The Canadian Wheat Board’s farmer-controlled board of directors announced today it will not participate in a government task force that is developing plans to eliminate farmers’ single-desk marketing system. The task force announced by Minister Chuck Strahl last week has four weeks to flesh out the Conservative election promise to dismantle the single desk.
“The Government of Canada continues to put the cart before the horse by forging ahead without giving farmers a voice about whether this is the direction they want,” said CWB board chair Ken Ritter, an elected farmer director from Kindersley, Saskatchewan. “We cannot, in good conscience, participate in a process that ignores their rights and their will.”

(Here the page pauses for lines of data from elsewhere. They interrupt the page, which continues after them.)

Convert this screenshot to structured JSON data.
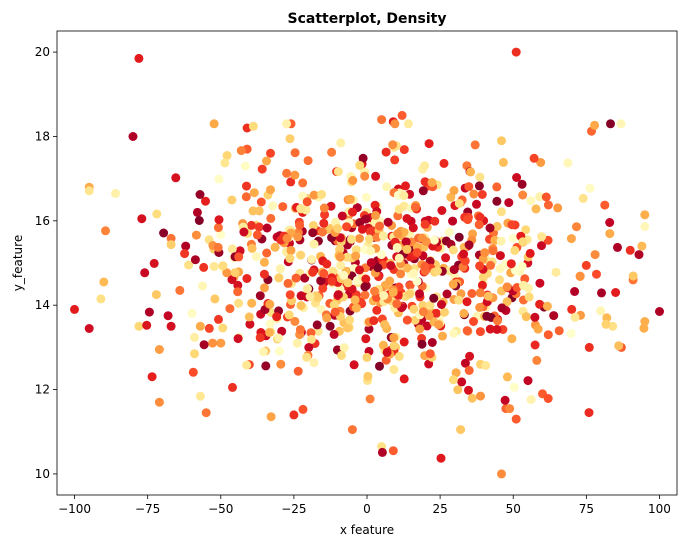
{
  "chart_data": {
    "type": "scatter",
    "title": "Scatterplot, Density",
    "xlabel": "x feature",
    "ylabel": "y_feature",
    "xlim": [
      -106,
      106
    ],
    "ylim": [
      9.5,
      20.5
    ],
    "xticks": [
      -100,
      -75,
      -50,
      -25,
      0,
      25,
      50,
      75,
      100
    ],
    "yticks": [
      10,
      12,
      14,
      16,
      18,
      20
    ],
    "grid": false,
    "legend": "none",
    "colormap": "YlOrRd",
    "color_meaning": "point density (0 = low, 1 = high)",
    "color_stops": [
      "#ffffcc",
      "#ffeda0",
      "#fed976",
      "#feb24c",
      "#fd8d3c",
      "#fc4e2a",
      "#e31a1c",
      "#bd0026",
      "#800026"
    ],
    "num_points": 900,
    "distribution": {
      "x_mean": 5,
      "x_std": 33,
      "y_mean": 14.9,
      "y_std": 1.35
    },
    "points": [
      [
        -100,
        13.9,
        0.75
      ],
      [
        -90,
        14.55,
        0.35
      ],
      [
        -91,
        14.15,
        0.2
      ],
      [
        -86,
        16.65,
        0.1
      ],
      [
        -78,
        19.85,
        0.75
      ],
      [
        -80,
        18.0,
        0.9
      ],
      [
        -77,
        16.05,
        0.8
      ],
      [
        -78,
        13.5,
        0.25
      ],
      [
        -72,
        14.25,
        0.3
      ],
      [
        -71,
        11.7,
        0.5
      ],
      [
        -71,
        12.95,
        0.45
      ],
      [
        -68,
        13.75,
        0.85
      ],
      [
        -67,
        13.5,
        0.8
      ],
      [
        -64,
        14.35,
        0.55
      ],
      [
        -62,
        15.4,
        0.9
      ],
      [
        -61,
        14.95,
        0.2
      ],
      [
        -59,
        12.85,
        0.25
      ],
      [
        -58,
        16.2,
        0.9
      ],
      [
        -57,
        13.5,
        0.4
      ],
      [
        -55,
        11.45,
        0.55
      ],
      [
        -54,
        15.55,
        0.2
      ],
      [
        -52,
        14.15,
        0.3
      ],
      [
        -50,
        13.1,
        0.45
      ],
      [
        -46,
        12.05,
        0.7
      ],
      [
        -41,
        18.2,
        0.7
      ],
      [
        -41,
        17.7,
        0.6
      ],
      [
        -33,
        17.6,
        0.65
      ],
      [
        -26,
        18.3,
        0.6
      ],
      [
        -22,
        16.9,
        0.55
      ],
      [
        -25,
        11.4,
        0.7
      ],
      [
        -22,
        16.2,
        0.75
      ],
      [
        5,
        18.4,
        0.55
      ],
      [
        9,
        18.35,
        0.75
      ],
      [
        12,
        18.5,
        0.6
      ],
      [
        37,
        17.8,
        0.55
      ],
      [
        46,
        17.9,
        0.3
      ],
      [
        51,
        20.0,
        0.7
      ],
      [
        51,
        11.3,
        0.6
      ],
      [
        46,
        10.0,
        0.5
      ],
      [
        9,
        10.55,
        0.6
      ],
      [
        5,
        10.65,
        0.2
      ],
      [
        -5,
        11.05,
        0.55
      ],
      [
        32,
        11.05,
        0.3
      ],
      [
        55,
        15.0,
        0.8
      ],
      [
        62,
        13.3,
        0.6
      ],
      [
        70,
        13.9,
        0.7
      ],
      [
        76,
        13.0,
        0.7
      ],
      [
        78,
        15.2,
        0.5
      ],
      [
        82,
        13.7,
        0.35
      ],
      [
        84,
        13.5,
        0.2
      ],
      [
        85,
        14.3,
        0.75
      ],
      [
        87,
        13.0,
        0.6
      ],
      [
        90,
        15.3,
        0.7
      ],
      [
        91,
        14.6,
        0.55
      ],
      [
        93,
        15.2,
        0.9
      ],
      [
        94,
        15.4,
        0.35
      ],
      [
        100,
        13.85,
        0.9
      ],
      [
        48,
        12.3,
        0.35
      ],
      [
        60,
        11.9,
        0.6
      ]
    ]
  }
}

However, the board did extend an offer to the task force to respond to technical questions that arise during its deliberations.
Ritter said the much-touted concept of a “dual market” that retains a “strong and viable” CWB is an illusion. He said the government needs to understand – as most farmers do – that the single desk is the CWB’s primary tool for adding value to farmers’ returns and to their power in the world marketplace and the domestic grain industry. Without the monopoly, there is little value in the ongoing existence of the CWB. “It is important that everyone on both sides of this issue be honest and forthcoming with farmers about what the future can possibly hold. Producers must not be misled.”
Ritter emphasized that farmers have been in direct control of the CWB for eight years and, in that time, have delivered a wide range of marketing choice options. The next steps in the CWB’s future have been outlined in a comprehensive vision paper entitled Harvesting Opportunity. It envisions the creation of an agribusiness powerhouse that is fully controlled by Prairie farmers, with commercial businesses, partnerships or joint ventures throughout the supply chain.
“This is the vision we intend to pursue, building on the single desk which is the foundation upon which we have built our marketing success,” Ritter said.
Controlled by western Canadian farmers, the CWB is the largest wheat and barley marketer in the world. As one of Canada’s biggest exporters, the Winnipeg-based organization sells grain to more than 70 countries and returns all sales revenue, less marketing costs, to Prairie farmers.